Moraes é o novo presidente do TSE e diz que não “tolerará milícias digitais”

Frente aos recentes ataques que as urnas eletrônicas vem sofrendo do presidente Jair Bolsonaro (PL), o magistrado defendeu a segurança do sistema eleitoral no Brasil

O ministro do Supremo Tribunal Federal (STF) Alexandre de Moraes foi eleito como novo presidente do Tribunal Superior Eleitoral (TSE) nesta terça-feira (14) e afirmou que a Justiça Federal “não tolerará que milícias digitais atentem contra a democracia”.

O magistrado recebeu seis votos, enquanto Ricardo Lewandowski, escolhido como vice-presidente, recebeu um. Moraes vai assumir o cargo a partir de 16 de agosto, data marcada para a sua posse, e comandará as eleições de outubro. Até lá, Edson Fachin continua à frente da Corte.

“A sucessão democrática no exercício dos cargos mais elevados da República, sem percalços e observadas as regras já conhecidas do jogo, seja no âmbito interno da Justiça Eleitoral, seja nas eleições gerais, é um sinal indelével e inapagável da atuação serena, firme e constante da justiça eleitoral no âmbito da republica brasileira”, iniciou Fachin em seu discurso.

“Traz-me tranquilidade a certeza de que a condução dos afazeres da Justiça Eleitoral estará, a partir de 16 de agosto, sob a batuta do ministro Alexandre de Moraes”, celebrou o atual presidente do TSE.

“Aos eminentes Ministros eleitos, renovo, em nome de toda a sociedade brasileira, os votos de alvíssaras e auguras atividades. Tudo o que podia ser feito pela atual Presidência deste Tribunal Superior Eleitoral para lhes pavimentar o melhor caminho possível, foi feito, inclusive com o vosso incondicional apoio”, ressaltou Fachin.

Moraes exalta democracia e urnas eletrônicas

O ministro Alexandre de Moraes aproveitou o momento para exaltar o trabalho de seu colega Fachin na Corte. 

“Edson Fachin aplainou e pavimentou os melhores caminhos para o fortalecimento da Justiça Eleitoral e da democracia no Brasil. Paz e segurança nas eleições”, iniciou o presidente eleito do TSE.

Frente aos recentes ataques que as urnas eletrônicas vem sofrendo do presidente Jair Bolsonaro (PL), o magistrado defendeu a segurança do sistema eleitoral no Brasil.

“A democracia existe para garantir a todos os brasileiros a possibilidade de periodicamente escolher os seus representantes. A Justiça Eleitoral existe para garantir que que exercício da democracia seja realizado de maneira segura, transparente e confiável”, destacou Moraes.

O ministro lembrou que, desde a Constituição de 1988, o Brasil vive o maior período republicano de estabilidade democrática.

“Desde a redemocratização, a população brasileira foi chamada 8 vezes para escolher o chefe da nação. Foram cinco presidentes e vice-presidentes eleitos pelo voto direto, secreto, universal e periódico. Sendo que quatro deles foram escolhidos pelas urnas eletrônicas, demonstrando a confiabilidade, o sucesso e a transparências das urnas eletrônicas”, reforçou Moraes, lembrando que o Brasil é o único país em que os resultados são proclamados no mesmo dia do pleito.
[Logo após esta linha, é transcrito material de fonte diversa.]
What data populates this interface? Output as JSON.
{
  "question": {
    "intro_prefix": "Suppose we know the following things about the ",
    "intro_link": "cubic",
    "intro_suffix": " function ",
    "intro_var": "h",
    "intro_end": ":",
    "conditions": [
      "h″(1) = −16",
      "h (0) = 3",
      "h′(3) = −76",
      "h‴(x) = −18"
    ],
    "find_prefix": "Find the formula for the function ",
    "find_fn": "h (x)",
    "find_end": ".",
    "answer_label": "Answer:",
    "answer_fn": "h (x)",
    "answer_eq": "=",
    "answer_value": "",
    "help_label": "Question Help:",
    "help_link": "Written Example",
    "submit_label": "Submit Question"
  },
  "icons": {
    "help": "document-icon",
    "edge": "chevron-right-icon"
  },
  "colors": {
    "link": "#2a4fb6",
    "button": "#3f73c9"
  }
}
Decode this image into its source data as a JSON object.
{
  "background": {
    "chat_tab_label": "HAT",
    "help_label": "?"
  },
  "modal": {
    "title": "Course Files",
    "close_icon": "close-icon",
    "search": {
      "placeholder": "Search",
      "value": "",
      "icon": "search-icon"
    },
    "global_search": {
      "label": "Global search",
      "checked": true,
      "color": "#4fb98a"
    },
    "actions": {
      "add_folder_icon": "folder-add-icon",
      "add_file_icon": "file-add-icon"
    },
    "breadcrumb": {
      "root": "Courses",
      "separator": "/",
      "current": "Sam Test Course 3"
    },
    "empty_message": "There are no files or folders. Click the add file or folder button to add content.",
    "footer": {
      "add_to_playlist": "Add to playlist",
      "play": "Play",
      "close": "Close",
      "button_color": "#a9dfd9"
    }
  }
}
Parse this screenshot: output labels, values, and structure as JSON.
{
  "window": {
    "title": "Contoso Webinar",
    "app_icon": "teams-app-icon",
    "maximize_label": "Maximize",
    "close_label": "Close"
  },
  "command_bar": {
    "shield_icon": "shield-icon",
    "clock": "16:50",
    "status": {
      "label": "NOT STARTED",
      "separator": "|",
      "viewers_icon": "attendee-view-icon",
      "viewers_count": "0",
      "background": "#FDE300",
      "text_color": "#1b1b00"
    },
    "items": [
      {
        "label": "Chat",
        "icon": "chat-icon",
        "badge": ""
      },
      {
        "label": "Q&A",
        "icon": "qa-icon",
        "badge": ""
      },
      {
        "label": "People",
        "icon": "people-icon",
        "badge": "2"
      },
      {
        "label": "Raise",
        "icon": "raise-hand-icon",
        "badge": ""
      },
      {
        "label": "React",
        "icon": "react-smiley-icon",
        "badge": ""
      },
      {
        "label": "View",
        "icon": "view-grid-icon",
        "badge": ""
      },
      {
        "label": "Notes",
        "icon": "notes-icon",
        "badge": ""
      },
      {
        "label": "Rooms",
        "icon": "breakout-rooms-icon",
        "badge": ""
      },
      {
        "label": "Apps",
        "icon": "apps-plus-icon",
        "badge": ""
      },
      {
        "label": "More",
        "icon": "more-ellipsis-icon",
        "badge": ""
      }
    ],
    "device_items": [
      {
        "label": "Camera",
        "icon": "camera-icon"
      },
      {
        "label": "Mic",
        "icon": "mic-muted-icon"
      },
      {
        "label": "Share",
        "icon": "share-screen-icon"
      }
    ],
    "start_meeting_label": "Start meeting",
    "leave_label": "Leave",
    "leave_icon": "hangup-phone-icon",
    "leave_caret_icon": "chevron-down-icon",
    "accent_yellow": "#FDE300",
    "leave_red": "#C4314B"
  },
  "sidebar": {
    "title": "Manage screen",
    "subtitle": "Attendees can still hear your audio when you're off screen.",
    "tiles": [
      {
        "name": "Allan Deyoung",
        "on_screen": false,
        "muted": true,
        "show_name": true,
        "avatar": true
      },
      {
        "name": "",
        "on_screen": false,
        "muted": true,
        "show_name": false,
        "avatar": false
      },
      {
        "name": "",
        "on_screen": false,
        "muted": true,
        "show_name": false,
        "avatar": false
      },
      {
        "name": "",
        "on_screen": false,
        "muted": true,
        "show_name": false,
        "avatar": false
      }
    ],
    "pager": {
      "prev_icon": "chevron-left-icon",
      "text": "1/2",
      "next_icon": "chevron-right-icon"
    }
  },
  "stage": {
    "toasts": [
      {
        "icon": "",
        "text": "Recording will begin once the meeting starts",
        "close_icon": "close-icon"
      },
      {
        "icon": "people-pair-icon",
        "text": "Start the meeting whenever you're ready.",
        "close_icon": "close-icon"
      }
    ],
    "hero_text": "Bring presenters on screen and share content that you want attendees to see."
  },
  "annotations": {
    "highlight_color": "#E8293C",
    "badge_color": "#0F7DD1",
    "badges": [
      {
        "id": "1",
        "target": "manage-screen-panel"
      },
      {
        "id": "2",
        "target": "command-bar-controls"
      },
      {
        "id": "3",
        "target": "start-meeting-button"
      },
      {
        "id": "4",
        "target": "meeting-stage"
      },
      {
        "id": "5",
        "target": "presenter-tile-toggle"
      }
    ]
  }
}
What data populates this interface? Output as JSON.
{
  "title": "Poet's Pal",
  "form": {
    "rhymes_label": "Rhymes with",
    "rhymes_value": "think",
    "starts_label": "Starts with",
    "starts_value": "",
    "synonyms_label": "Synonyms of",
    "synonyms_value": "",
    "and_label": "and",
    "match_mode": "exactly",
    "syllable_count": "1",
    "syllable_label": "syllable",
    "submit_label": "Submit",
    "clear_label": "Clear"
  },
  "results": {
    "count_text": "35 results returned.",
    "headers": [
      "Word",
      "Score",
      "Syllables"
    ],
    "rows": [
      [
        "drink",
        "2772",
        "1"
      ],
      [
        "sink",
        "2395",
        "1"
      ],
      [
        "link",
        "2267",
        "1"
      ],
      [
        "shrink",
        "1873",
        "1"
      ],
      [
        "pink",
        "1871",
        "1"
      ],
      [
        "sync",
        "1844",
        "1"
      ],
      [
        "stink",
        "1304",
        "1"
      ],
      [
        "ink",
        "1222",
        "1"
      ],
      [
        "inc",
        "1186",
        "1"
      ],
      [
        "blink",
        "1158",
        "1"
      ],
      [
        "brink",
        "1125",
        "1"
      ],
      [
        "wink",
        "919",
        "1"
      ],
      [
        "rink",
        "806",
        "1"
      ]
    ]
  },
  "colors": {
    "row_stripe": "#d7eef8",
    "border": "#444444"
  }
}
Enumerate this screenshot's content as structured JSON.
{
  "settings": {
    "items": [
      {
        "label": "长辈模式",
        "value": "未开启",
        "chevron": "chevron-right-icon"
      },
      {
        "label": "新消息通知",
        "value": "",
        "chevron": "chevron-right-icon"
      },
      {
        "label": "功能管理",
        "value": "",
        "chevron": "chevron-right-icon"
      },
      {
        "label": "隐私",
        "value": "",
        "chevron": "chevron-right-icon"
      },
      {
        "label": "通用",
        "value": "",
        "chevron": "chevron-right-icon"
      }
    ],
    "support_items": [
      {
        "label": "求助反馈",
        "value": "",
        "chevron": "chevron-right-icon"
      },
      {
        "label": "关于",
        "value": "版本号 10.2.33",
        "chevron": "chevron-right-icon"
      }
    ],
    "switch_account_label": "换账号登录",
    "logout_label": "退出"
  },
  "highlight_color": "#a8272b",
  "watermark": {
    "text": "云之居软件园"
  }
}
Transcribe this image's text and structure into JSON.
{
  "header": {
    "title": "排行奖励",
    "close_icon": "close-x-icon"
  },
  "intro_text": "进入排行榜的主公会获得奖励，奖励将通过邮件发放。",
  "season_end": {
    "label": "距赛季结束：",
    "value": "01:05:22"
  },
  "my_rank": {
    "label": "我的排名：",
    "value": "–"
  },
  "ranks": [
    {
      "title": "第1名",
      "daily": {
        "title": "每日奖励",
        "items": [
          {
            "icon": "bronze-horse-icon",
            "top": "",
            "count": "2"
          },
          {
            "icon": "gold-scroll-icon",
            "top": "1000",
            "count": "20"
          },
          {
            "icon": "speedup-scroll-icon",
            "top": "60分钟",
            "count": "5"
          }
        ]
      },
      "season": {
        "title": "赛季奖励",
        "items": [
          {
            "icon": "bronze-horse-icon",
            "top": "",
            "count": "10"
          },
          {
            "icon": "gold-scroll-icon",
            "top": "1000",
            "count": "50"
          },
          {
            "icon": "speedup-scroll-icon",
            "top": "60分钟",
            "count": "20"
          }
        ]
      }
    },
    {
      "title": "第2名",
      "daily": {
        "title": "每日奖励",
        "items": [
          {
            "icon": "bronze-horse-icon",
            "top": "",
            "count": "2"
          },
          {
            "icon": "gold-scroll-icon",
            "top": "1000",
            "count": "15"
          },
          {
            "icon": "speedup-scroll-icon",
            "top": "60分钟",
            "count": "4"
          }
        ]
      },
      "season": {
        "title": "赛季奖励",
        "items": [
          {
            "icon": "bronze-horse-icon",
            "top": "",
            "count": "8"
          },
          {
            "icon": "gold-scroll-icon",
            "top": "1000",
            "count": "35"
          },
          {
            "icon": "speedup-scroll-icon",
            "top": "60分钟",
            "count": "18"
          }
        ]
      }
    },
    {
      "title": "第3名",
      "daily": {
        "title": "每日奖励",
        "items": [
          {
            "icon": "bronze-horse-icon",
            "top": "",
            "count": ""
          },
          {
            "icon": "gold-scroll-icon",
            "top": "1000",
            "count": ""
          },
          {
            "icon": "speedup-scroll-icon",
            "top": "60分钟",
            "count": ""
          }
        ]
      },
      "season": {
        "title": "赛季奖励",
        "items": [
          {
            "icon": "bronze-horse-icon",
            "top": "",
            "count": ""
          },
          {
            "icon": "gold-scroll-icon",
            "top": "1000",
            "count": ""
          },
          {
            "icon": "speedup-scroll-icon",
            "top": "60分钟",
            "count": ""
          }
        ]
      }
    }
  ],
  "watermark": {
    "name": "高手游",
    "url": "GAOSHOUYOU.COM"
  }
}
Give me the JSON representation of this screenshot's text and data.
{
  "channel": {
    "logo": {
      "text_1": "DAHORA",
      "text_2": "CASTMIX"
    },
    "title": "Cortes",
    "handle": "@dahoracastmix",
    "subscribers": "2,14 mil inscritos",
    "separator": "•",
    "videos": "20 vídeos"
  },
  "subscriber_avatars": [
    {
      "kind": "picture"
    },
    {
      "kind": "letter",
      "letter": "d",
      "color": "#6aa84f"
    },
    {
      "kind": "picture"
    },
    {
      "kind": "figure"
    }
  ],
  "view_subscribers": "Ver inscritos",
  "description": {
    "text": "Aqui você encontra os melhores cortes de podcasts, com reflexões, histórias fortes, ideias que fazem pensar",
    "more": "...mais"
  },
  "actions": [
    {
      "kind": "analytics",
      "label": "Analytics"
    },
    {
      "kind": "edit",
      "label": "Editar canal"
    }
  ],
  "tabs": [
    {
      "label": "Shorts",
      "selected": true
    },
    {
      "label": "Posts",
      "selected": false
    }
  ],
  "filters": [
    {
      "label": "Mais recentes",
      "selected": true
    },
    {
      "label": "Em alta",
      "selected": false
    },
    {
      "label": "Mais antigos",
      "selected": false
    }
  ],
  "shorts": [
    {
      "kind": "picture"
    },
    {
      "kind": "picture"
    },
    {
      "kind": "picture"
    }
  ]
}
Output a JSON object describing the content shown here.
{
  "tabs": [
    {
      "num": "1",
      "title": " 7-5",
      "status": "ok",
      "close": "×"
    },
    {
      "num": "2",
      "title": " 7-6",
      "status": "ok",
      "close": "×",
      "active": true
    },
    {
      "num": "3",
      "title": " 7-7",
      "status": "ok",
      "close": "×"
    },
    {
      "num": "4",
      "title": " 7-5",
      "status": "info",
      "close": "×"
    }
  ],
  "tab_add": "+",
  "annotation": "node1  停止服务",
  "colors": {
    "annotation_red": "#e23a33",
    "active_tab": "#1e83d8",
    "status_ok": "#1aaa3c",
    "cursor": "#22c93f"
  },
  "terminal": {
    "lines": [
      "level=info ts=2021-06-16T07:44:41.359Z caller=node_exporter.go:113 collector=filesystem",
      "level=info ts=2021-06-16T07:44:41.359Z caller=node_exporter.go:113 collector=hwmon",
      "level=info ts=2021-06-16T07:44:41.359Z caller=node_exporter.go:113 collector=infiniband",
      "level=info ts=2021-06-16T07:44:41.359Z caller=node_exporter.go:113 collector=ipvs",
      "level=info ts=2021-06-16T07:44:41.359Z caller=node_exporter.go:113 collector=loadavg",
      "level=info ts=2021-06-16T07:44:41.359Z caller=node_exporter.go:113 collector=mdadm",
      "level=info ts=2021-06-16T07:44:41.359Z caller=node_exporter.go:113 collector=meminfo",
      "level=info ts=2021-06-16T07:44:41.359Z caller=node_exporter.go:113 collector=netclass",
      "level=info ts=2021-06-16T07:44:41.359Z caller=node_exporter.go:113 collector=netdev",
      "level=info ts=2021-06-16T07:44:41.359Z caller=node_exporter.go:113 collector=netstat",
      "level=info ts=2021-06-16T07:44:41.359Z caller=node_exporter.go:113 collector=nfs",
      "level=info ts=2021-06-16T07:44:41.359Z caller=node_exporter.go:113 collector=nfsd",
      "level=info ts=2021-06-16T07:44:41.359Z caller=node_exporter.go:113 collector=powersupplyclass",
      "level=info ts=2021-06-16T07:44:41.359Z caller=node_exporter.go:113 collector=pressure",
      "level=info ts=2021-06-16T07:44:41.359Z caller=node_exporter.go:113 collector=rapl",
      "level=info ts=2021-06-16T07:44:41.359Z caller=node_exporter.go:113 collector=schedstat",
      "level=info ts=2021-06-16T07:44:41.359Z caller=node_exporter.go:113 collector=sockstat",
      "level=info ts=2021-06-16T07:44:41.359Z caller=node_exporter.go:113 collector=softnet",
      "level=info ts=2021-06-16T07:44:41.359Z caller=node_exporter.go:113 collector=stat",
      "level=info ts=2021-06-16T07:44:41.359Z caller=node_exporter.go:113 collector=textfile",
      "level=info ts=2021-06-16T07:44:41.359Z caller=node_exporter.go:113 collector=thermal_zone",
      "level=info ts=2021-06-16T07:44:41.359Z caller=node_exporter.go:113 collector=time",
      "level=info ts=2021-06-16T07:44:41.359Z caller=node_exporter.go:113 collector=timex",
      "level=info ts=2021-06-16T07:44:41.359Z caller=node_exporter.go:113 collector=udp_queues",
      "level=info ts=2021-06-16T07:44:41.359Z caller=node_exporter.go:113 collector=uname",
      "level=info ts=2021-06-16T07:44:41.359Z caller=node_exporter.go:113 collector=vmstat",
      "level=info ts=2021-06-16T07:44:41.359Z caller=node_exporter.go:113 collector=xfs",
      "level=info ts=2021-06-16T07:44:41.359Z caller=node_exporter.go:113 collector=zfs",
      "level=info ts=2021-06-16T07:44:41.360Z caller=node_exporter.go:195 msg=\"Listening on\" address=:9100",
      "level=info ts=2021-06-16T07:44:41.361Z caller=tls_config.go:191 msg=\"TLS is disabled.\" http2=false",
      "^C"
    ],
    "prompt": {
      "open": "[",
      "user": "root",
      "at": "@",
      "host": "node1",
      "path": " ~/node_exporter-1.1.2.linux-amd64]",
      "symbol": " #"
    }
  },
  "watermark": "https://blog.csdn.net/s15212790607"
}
“Os brasileiros e brasileiras merecem em 2022, da Justiça Eleitoral e de todos os poderes e instituições do país, eficiência, segurança, transparência e respeito à soberana vontade popular”, afirmou.

Ao final do seu discurso, Moraes disse que, em virtude da pandemia da Covid-19, o momento é de reconstrução espiritual e econômica e que os eleitores merecem “esperança nas propostas e projetos sérios de todos os candidatos”.

“Eles não merecem a proliferação de discursos de ódio, noticias fraudulentas e da criminosa tentativa da cooptação, por coação ou medo, de verdadeiras milicias digitais”, apontou.

“A Justiça Eleitoral não tolerara milícias pessoais ou digitais que desrespeitem a vontade soberana do povo e atentem contra a democracia”, finalizou Moraes.